Both the Howard and Carroll families were intimately acquainted with President George Washington, who was said to be a frequent visitor to that area of Maryland before the revolution. Washington was, in fact, known to be “extremely partial” to Elizabeth "Betsy" Carroll, “the reigning belle at Annapolis, and Washington often visited her in his post-chaise with four horses, accompanied by Miss Custis and his retinue of servants.” Col. Howard later served as governor of Maryland, then Senator, and declined President Washington’s appointment to serve as Secretary of War.

The Carrolls and Richard Caton were involved in numerous land deals and business transactions with others in the Baltimore area before and after 1800—including the Oliver brothers wholesalers, with whom Stewart Brown was engaged in West Indies trade business. The Carroll family of Baltimore was not only closely tied to the Carrolls of Annapolis, Maryland, but maintained close connections to the Irish aristocracy in Dublin and other parts of Europe, especially French Catholics. This fact is best shown by reference to the marriages made by the daughters of Mary Carroll Caton. 
 
Jerome Napoleon-Patterson
Marianne Caton's husband was Robert Patterson, son of William Patterson and brother of George Patterson of Springfield, as well as the brother of Elizabeth ("Betsy") Patterson. Betsy married Jerome Bonaparte, König von Westphalen, in 1803, the same year Thomas Jefferson bought Louisiana from France. The marriage would be annulled by Emperor Napoleon two years later, in order for Jerome’s brother, Napoleon, to unite the Bonaparte family of France with the Hanoverian royal family in Great Britain.

In 1808 Jerome did marry the granddaughter of the Princess Royal[4]—King George III’s sister! Catharina Frederica of Württemberg was the daughter of Prince Frederick and his first wife, Duchess Augusta of Brunswick-Wolfenbüttel, whose stepmother since 1797 had been Charlotte, the Princess Royal. When Napoleon Bonaparte defeated this province in southwestern Germany (Holy Roman Empire), he named Catharina's father its king, then demanded that Jerome marry the king's daughter to seal the alliance, much to the chagrin of the American Patterson family.
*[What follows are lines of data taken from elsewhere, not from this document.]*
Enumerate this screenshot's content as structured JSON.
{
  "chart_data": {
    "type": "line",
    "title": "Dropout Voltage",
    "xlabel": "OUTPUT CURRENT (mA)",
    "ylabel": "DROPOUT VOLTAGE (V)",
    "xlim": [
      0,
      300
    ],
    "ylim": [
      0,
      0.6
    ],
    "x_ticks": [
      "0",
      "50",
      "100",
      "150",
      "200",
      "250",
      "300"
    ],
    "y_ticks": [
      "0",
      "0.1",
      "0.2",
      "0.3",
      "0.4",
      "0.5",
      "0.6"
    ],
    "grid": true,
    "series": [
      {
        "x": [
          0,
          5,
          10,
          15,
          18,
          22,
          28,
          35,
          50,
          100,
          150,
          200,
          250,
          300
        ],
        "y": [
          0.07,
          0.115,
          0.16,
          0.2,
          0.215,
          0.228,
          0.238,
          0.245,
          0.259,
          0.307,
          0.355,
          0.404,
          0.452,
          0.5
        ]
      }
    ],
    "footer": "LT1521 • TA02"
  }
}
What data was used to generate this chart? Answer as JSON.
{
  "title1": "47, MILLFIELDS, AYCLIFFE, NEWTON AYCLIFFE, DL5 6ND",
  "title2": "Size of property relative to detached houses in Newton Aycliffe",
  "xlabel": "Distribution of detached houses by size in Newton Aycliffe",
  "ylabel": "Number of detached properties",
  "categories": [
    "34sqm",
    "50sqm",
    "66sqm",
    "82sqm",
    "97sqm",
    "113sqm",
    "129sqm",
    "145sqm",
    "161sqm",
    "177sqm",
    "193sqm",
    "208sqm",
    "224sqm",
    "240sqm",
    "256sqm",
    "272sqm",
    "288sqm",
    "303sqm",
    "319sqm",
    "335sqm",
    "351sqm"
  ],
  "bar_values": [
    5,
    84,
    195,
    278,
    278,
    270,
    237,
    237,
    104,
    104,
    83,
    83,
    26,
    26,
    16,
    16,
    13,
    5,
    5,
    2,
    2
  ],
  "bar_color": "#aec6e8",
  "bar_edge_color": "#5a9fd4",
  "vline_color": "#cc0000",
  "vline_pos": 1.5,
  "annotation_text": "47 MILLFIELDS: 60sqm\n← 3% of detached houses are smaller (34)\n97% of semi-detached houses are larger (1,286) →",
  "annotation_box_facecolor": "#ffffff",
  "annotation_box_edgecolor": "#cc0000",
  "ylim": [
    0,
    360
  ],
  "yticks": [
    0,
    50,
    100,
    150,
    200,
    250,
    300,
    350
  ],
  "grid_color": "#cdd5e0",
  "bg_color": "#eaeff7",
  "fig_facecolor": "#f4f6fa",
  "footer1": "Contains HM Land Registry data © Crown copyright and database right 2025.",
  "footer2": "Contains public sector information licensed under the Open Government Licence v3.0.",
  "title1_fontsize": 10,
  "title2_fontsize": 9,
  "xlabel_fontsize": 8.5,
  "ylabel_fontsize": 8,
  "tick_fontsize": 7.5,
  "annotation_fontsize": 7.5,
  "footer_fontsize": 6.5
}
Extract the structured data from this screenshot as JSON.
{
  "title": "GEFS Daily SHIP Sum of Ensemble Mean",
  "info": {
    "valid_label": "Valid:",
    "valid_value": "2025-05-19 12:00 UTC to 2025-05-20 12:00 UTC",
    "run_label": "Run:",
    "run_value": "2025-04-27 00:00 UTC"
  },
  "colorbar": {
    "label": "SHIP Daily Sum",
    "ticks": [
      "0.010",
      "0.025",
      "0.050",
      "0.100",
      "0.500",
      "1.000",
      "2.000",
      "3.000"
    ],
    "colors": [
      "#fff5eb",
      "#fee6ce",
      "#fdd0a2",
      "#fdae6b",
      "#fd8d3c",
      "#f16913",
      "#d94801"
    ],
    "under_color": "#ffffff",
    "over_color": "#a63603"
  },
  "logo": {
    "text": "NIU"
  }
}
Notwithstanding Napoleon’s unilateral declaration of annulment, Elizabeth, gave birth to a son, Jerome Bonaparte "Bo" (1805-1870), reared in Baltimore and educated at Harvard (Class of 1826). After his marriage to Susan May Williams, daughter of Benjamin May Williams—another of the original investors of the B & O in 1827—Bo and his wife would have two sons, Charles Jerome and Jerome Napoleon Bonaparte. Charles J. Bonaparte would be named Secretary of the Navy and Attorney General under President Theodore Roosevelt.
Williams ancestry
[Side note from author: a Texas connection] Benjamin Williams was the son of Captain Joseph Williams and Susanna May born in 1767 in Roxbury, Massachusetts. Benjamin's sister Martha married a distant relative named William Williams in Roxbury, becoming the parents of Captain H. Howell and Nathaniel Felton Williams. Howell moved to Providence, R.I., while Nathaniel relocated to Baltimore and became a commission merchant before the War of 1812, eventually named to be customs collector of the Port. Howell's son, Samuel May Williams, and most of his siblings spent time in Texas, both before and after the revolution against Mexico in 1836. A brother, Henry Howell Williams, was appointed Texas consul in Baltimore in 1838 and moved to Galveston in 1842 to manage the McKinney & Williams commission house Samuel had established. Their youngest brother, Nathaniel Felton Williams [II], named for the uncle in Baltimore, after his first wife died, married a daughter of this uncle, then took over the business affairs of his cousin/wife's father. These brothers were first cousins of Susan May Williams Bonaparte.
Elizabeth Patterson, mother-in-law of Susan May Williams Bonaparte, became a cynical fixture in Baltimore society and lived to the incredibly old age of 105. Though a woman of great wealth, she resided in a boarding house operated by Miss Gwynn on Cathedral Street, the same street on which Alexander Brown and his wife resided. In fact, she also attended the same church as the Brown family, also the church attended by Daniel Coit Gilman, President of Johns Hopkins University.